A joint agreement to this effect will be signed between trade minister Anand Sharma and Singapore’s trade and industry minister Lim Hng Kiang, who is currently visiting India, on 11 May.
“Both the countries had decided to review the Cepa every three years. This is part of the agreement,” a senior commerce ministry official said on condition of anonymity.
India’s first comprehensive trade pact with Singapore, signed in 2005, includes trade in goods, services and investment.
Arpita Mukherjee, professor at the Indian Council for Research on International Economic Relations (Icrier) said the review is necessary as India’s economy is now more open than in 2005.
“India’s commitment in goods under the Cepa with Singapore is lower than its revised offer to WTO (World Trade Organization) in August 2005 and its commitment under the Association of Southeast Asian Nations (Asean) free trade agreement (FTA),” Mukherjee said. The Asean FTA, which was signed in August, came into effect on 1 January. Singapore is a member of the 10-nation trading block.
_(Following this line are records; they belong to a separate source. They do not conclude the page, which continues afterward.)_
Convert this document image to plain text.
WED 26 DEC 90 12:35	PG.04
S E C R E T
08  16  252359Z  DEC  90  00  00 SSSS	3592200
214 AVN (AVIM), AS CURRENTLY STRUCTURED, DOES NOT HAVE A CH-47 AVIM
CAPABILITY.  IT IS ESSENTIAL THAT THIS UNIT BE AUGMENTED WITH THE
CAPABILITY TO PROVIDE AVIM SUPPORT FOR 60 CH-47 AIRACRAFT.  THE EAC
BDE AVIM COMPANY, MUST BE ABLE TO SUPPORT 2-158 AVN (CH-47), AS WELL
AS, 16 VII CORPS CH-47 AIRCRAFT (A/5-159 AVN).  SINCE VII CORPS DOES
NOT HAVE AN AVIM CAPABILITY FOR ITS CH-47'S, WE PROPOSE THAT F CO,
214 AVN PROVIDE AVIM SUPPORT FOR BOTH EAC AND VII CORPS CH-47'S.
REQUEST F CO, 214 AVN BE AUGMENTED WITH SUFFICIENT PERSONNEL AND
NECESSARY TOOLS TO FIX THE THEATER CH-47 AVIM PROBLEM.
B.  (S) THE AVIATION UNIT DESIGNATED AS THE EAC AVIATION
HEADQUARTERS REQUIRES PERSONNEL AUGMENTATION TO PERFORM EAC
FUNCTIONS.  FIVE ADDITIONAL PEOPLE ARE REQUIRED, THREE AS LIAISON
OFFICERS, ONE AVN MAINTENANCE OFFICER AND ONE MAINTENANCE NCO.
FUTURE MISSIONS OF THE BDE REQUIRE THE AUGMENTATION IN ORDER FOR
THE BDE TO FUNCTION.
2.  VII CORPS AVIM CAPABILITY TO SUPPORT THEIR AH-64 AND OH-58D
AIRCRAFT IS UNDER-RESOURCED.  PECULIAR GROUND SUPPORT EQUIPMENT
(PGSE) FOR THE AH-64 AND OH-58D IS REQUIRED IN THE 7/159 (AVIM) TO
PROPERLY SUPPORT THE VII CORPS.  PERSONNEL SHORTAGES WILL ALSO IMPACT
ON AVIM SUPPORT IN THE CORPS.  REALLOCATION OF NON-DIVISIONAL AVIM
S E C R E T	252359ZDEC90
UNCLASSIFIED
Ram Upendra Das, senior fellow at the Research and Information System for Developing Countries, said the main intention of the review is to bring the level of liberalization in goods at least on par with the commitment under the Asean FTA.
Rajan S. Ratna, professor at the Centre for WTO Studies in the Indian Institute of Foreign Trade, agreed. “While India has about 5,000 negative list items with Singapore, out of 11,000 traded goods, its negative list with Asean is only 400. It does not make sense... There will be a problem with both exporters and importers.”
Singapore will gain if India agrees to cut tariffs in more traded items. India may expect more liberalization in services from Singapore.
The review may also incorporate a change in an unintentional offer by India in financial services, which allows a Singapore company to hold more than 10% stake in an Indian bank. Regulators don’t allow any individual or company, national or foreign, to hold more than 10% of an Indian bank, even under Cepa.
“By and large, that issue has been amicably solved,” the commerce ministry official said, without revealing details.
Mukherjee said it may not be as simple. “Singapore may ask something in return if we are not able to give what we have committed under the Cepa.”
Two investment arms of the Singapore government together have more than 10% stake in ICICI Bank Ltd. Singapore has always maintained that the two are separate entities.